Ana Sayfa
Kavram Arama : THS Google   |   Forum İçi Arama  

Üye İsmi
Şifre

Meslektaşların Soruları Hukukçu meslektaşların hukuki nitelikte sorularını birbirlerine yöneltecekleri mesleki yardımlaşma forumu.
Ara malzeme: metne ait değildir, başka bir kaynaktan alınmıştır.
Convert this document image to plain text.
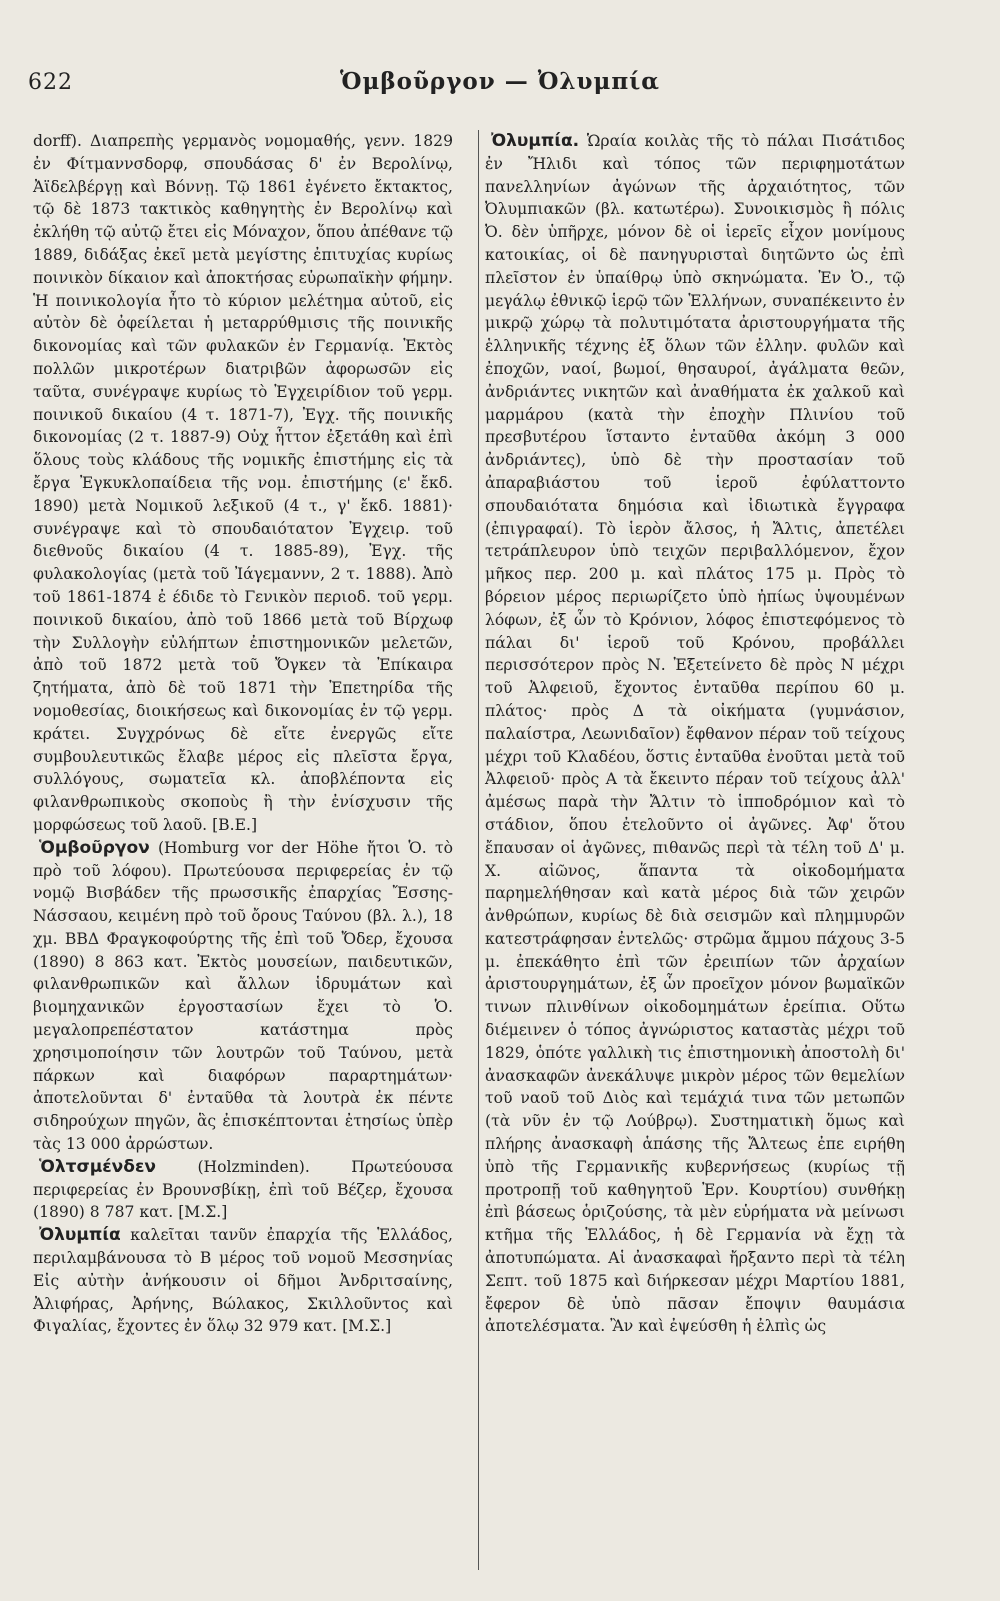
622	Ὁμβοῦργον — Ὀλυμπία

dorff). Διαπρεπὴς γερμανὸς νομομαθής, γενν. 1829 ἐν Φίτμαννσδορφ, σπουδάσας δ' ἐν Βερολίνῳ, Ἀϊδελβέργῃ καὶ Βόννῃ. Τῷ 1861 ἐγένετο ἔκτακτος, τῷ δὲ 1873 τακτικὸς καθηγητὴς ἐν Βερολίνῳ καὶ ἐκλήθη τῷ αὐτῷ ἔτει εἰς Μόναχον, ὅπου ἀπέθανε τῷ 1889, διδάξας ἐκεῖ μετὰ μεγίστης ἐπιτυχίας κυρίως ποινικὸν δίκαιον καὶ ἀποκτήσας εὐρωπαϊκὴν φήμην. Ἡ ποινικολογία ἦτο τὸ κύριον μελέτημα αὐτοῦ, εἰς αὐτὸν δὲ ὀφείλεται ἡ μεταρρύθμισις τῆς ποινικῆς δικονομίας καὶ τῶν φυλακῶν ἐν Γερμανίᾳ. Ἐκτὸς πολλῶν μικροτέρων διατριβῶν ἀφορωσῶν εἰς ταῦτα, συνέγραψε κυρίως τὸ Ἐγχειρίδιον τοῦ γερμ. ποινικοῦ δικαίου (4 τ. 1871-7), Ἐγχ. τῆς ποινικῆς δικονομίας (2 τ. 1887-9) Οὐχ ἧττον ἐξετάθη καὶ ἐπὶ ὅλους τοὺς κλάδους τῆς νομικῆς ἐπιστήμης εἰς τὰ ἔργα Ἐγκυκλοπαίδεια τῆς νομ. ἐπιστήμης (ε' ἔκδ. 1890) μετὰ Νομικοῦ λεξικοῦ (4 τ., γ' ἔκδ. 1881)· συνέγραψε καὶ τὸ σπουδαιότατον Ἐγχειρ. τοῦ διεθνοῦς δικαίου (4 τ. 1885-89), Ἐγχ. τῆς φυλακολογίας (μετὰ τοῦ Ἰάγεμαννν, 2 τ. 1888). Ἀπὸ τοῦ 1861-1874 ἐ έδιδε τὸ Γενικὸν περιοδ. τοῦ γερμ. ποινικοῦ δικαίου, ἀπὸ τοῦ 1866 μετὰ τοῦ Βίρχωφ τὴν Συλλογὴν εὐλήπτων ἐπιστημονικῶν μελετῶν, ἀπὸ τοῦ 1872 μετὰ τοῦ Ὄγκεν τὰ Ἐπίκαιρα ζητήματα, ἀπὸ δὲ τοῦ 1871 τὴν Ἐπετηρίδα τῆς νομοθεσίας, διοικήσεως καὶ δικονομίας ἐν τῷ γερμ. κράτει. Συγχρόνως δὲ εἴτε ἐνεργῶς εἴτε συμβουλευτικῶς ἔλαβε μέρος εἰς πλεῖστα ἔργα, συλλόγους, σωματεῖα κλ. ἀποβλέποντα εἰς φιλανθρωπικοὺς σκοποὺς ἢ τὴν ἐνίσχυσιν τῆς μορφώσεως τοῦ λαοῦ. [Β.Ε.]

Ὁμβοῦργον (Homburg vor der Höhe ἤτοι Ὁ. τὸ πρὸ τοῦ λόφου). Πρωτεύουσα περιφερείας ἐν τῷ νομῷ Βισβάδεν τῆς πρωσσικῆς ἐπαρχίας Ἔσσης-Νάσσαου, κειμένη πρὸ τοῦ ὄρους Ταύνου (βλ. λ.), 18 χμ. ΒΒΔ Φραγκοφούρτης τῆς ἐπὶ τοῦ Ὄδερ, ἔχουσα (1890) 8 863 κατ. Ἐκτὸς μουσείων, παιδευτικῶν, φιλανθρωπικῶν καὶ ἄλλων ἱδρυμάτων καὶ βιομηχανικῶν ἐργοστασίων ἔχει τὸ Ὁ. μεγαλοπρεπέστατον κατάστημα πρὸς χρησιμοποίησιν τῶν λουτρῶν τοῦ Ταύνου, μετὰ πάρκων καὶ διαφόρων παραρτημάτων· ἀποτελοῦνται δ' ἐνταῦθα τὰ λουτρὰ ἐκ πέντε σιδηρούχων πηγῶν, ἃς ἐπισκέπτονται ἐτησίως ὑπὲρ τὰς 13 000 ἀρρώστων.

Ὁλτσμένδεν (Holzminden). Πρωτεύουσα περιφερείας ἐν Βρουνσβίκῃ, ἐπὶ τοῦ Βέζερ, ἔχουσα (1890) 8 787 κατ. [Μ.Σ.]

Ὀλυμπία καλεῖται τανῦν ἐπαρχία τῆς Ἑλλάδος, περιλαμβάνουσα τὸ Β μέρος τοῦ νομοῦ Μεσσηνίας Εἰς αὐτὴν ἀνήκουσιν οἱ δῆμοι Ἀνδριτσαίνης, Ἀλιφήρας, Ἀρήνης, Βώλακος, Σκιλλοῦντος καὶ Φιγαλίας, ἔχοντες ἐν ὅλῳ 32 979 κατ. [Μ.Σ.]

Ὀλυμπία. Ὡραία κοιλὰς τῆς τὸ πάλαι Πισάτιδος ἐν Ἤλιδι καὶ τόπος τῶν περιφημοτάτων πανελληνίων ἀγώνων τῆς ἀρχαιότητος, τῶν Ὀλυμπιακῶν (βλ. κατωτέρω). Συνοικισμὸς ἢ πόλις Ὀ. δὲν ὑπῆρχε, μόνον δὲ οἱ ἱερεῖς εἶχον μονίμους κατοικίας, οἱ δὲ πανηγυρισταὶ διητῶντο ὡς ἐπὶ πλεῖστον ἐν ὑπαίθρῳ ὑπὸ σκηνώματα. Ἐν Ὀ., τῷ μεγάλῳ ἐθνικῷ ἱερῷ τῶν Ἑλλήνων, συναπέκειντο ἐν μικρῷ χώρῳ τὰ πολυτιμότατα ἀριστουργήματα τῆς ἑλληνικῆς τέχνης ἐξ ὅλων τῶν ἐλλην. φυλῶν καὶ ἐποχῶν, ναοί, βωμοί, θησαυροί, ἀγάλματα θεῶν, ἀνδριάντες νικητῶν καὶ ἀναθήματα ἐκ χαλκοῦ καὶ μαρμάρου (κατὰ τὴν ἐποχὴν Πλινίου τοῦ πρεσβυτέρου ἵσταντο ἐνταῦθα ἀκόμη 3 000 ἀνδριάντες), ὑπὸ δὲ τὴν προστασίαν τοῦ ἀπαραβιάστου τοῦ ἱεροῦ ἐφύλαττοντο σπουδαιότατα δημόσια καὶ ἰδιωτικὰ ἔγγραφα (ἐπιγραφαί). Τὸ ἱερὸν ἄλσος, ἡ Ἄλτις, ἀπετέλει τετράπλευρον ὑπὸ τειχῶν περιβαλλόμενον, ἔχον μῆκος περ. 200 μ. καὶ πλάτος 175 μ. Πρὸς τὸ βόρειον μέρος περιωρίζετο ὑπὸ ἠπίως ὑψουμένων λόφων, ἐξ ὧν τὸ Κρόνιον, λόφος ἐπιστεφόμενος τὸ πάλαι δι' ἱεροῦ τοῦ Κρόνου, προβάλλει περισσότερον πρὸς Ν. Ἐξετείνετο δὲ πρὸς Ν μέχρι τοῦ Ἀλφειοῦ, ἔχοντος ἐνταῦθα περίπου 60 μ. πλάτος· πρὸς Δ τὰ οἰκήματα (γυμνάσιον, παλαίστρα, Λεωνιδαῖον) ἔφθανον πέραν τοῦ τείχους μέχρι τοῦ Κλαδέου, ὅστις ἐνταῦθα ἐνοῦται μετὰ τοῦ Ἀλφειοῦ· πρὸς Α τὰ ἔκειντο πέραν τοῦ τείχους ἀλλ' ἀμέσως παρὰ τὴν Ἄλτιν τὸ ἱπποδρόμιον καὶ τὸ στάδιον, ὅπου ἐτελοῦντο οἱ ἀγῶνες. Ἀφ' ὅτου ἔπαυσαν οἱ ἀγῶνες, πιθανῶς περὶ τὰ τέλη τοῦ Δ' μ. Χ. αἰῶνος, ἅπαντα τὰ οἰκοδομήματα παρημελήθησαν καὶ κατὰ μέρος διὰ τῶν χειρῶν ἀνθρώπων, κυρίως δὲ διὰ σεισμῶν καὶ πλημμυρῶν κατεστράφησαν ἐντελῶς· στρῶμα ἄμμου πάχους 3-5 μ. ἐπεκάθητο ἐπὶ τῶν ἐρειπίων τῶν ἀρχαίων ἀριστουργημάτων, ἐξ ὧν προεῖχον μόνον βωμαϊκῶν τινων πλινθίνων οἰκοδομημάτων ἐρείπια. Οὕτω διέμεινεν ὁ τόπος ἀγνώριστος καταστὰς μέχρι τοῦ 1829, ὁπότε γαλλικὴ τις ἐπιστημονικὴ ἀποστολὴ δι' ἀνασκαφῶν ἀνεκάλυψε μικρὸν μέρος τῶν θεμελίων τοῦ ναοῦ τοῦ Διὸς καὶ τεμάχιά τινα τῶν μετωπῶν (τὰ νῦν ἐν τῷ Λούβρῳ). Συστηματικὴ ὅμως καὶ πλήρης ἀνασκαφὴ ἁπάσης τῆς Ἄλτεως ἐπε ειρήθη ὑπὸ τῆς Γερμανικῆς κυβερνήσεως (κυρίως τῇ προτροπῇ τοῦ καθηγητοῦ Ἐρν. Κουρτίου) συνθήκῃ ἐπὶ βάσεως ὁριζούσης, τὰ μὲν εὑρήματα νὰ μείνωσι κτῆμα τῆς Ἑλλάδος, ἡ δὲ Γερμανία νὰ ἔχῃ τὰ ἀποτυπώματα. Αἱ ἀνασκαφαὶ ἤρξαντο περὶ τὰ τέλη Σεπτ. τοῦ 1875 καὶ διήρκεσαν μέχρι Μαρτίου 1881, ἔφερον δὲ ὑπὸ πᾶσαν ἔποψιν θαυμάσια ἀποτελέσματα. Ἂν καὶ ἐψεύσθη ἡ ἐλπὶς ὡς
SADECE hukuk fakültesi mezunları ile hukuk profesyonellerinin (bilirkişi, icra müdürü vb.) yazışmasına açıktır. [Yeni Soru Sorun]

BaĞ-kur

Yanıt
Konuyu Değerlendirin Konu İçinde Arama Konu Araçları  
Old 14-04-2008, 12:40   #1
Av.METİN

 
Varsayılan BaĞ-kur

Herkese iyi çalışmalar; müvekkil 1987 yılında mahkeme kararıyla doğum tarihini 1966 iken 1960 olarak düzeltmiş ve 1982 yılında yurt dışına çalışmaya gitmiş 1990 da ise geri gelmiş çalışma ve mesleğe kayıt tarihi olarak 1991 yılında yapmıştır.prim ödemelerini aksatmadan devam ettirmiştir.askerlik ve yurt dışı borçlanmasını yapmıştır.Emekliliğe başvuruda bulunmuş 5 yıl sonra emekli olabileceğini bildirip reddetmişlerdir. Acaba bu durumda nasıl bir dava açmak gerekiyor hizmet tespit davasımı açmamız gerekiyor. yardımlarınız için teşekürler.Saygılarımla
Old 14-04-2008, 14:33   #2
Av. Caner Arıcı

 
Varsayılan

Yurtdışı hizmet borçlanması yapanların sigortalılık başlangıç tarihi, borçlarını tamamen ödedikleri tarihten borçlanılan gün sayısı kadar geriye götürülen tarih olacaktır... Olayınızda 1991 den geriye (.....) gün yürüyecek. Bu tarihten sonraki bir tarihte Yaş Düzeltmesi davası ile doğum tarihi değişmiş olanlar için, düzelttikten sonraki yaş değil, sigortalılığın başladığı tarihteki doğum tarihi, yani düzeltmeden önceki doğum tarihi esas alınacaktır. Olayınızda da sigortalılık tescil tarihi yurt dışı borçlanılan gün sayısı kadar geriye çekildiğinde 1987 den önceki (yaş düzeltme davası) bir tarihe isabet ederse, bu durmda emeklilik yaşı gelmediğinden 5 yıl daha beklemesi gerekecek, yani kurum işlemi doğru diye düşünüyorum!!!!!!?????

T.C.
YARGITAY
21. HUKUK DAİRESİ
E. 2005/410
K. 2005/3910
T. 19.4.2005
• İLK TESCİL TARİHİNDEN SONRAKİ YAŞ DÜZELTME KARARI ( Malullük Yaşlılık ve Ölüm Sigortalarına İlişkin Hükümlerin Uygulanmasında Gözönünde Bulundurulamayacağı )
• YAŞLILIK AYLIĞI BAĞLANMASI TALEBİ ( İlk Tescil Tarihinden Sonraki Yaş Düzeltme Kararının Gözönünde Bulundurulamayacağı )
• YAŞ DÜZELTME KARARLARININ GÖZÖNÜNDE BULUNDURULAMAMASI ( Sigortalının İlk Tescil Tarihinden Sonraki - Yaşlılık Aylığı Bağlanması Davasında )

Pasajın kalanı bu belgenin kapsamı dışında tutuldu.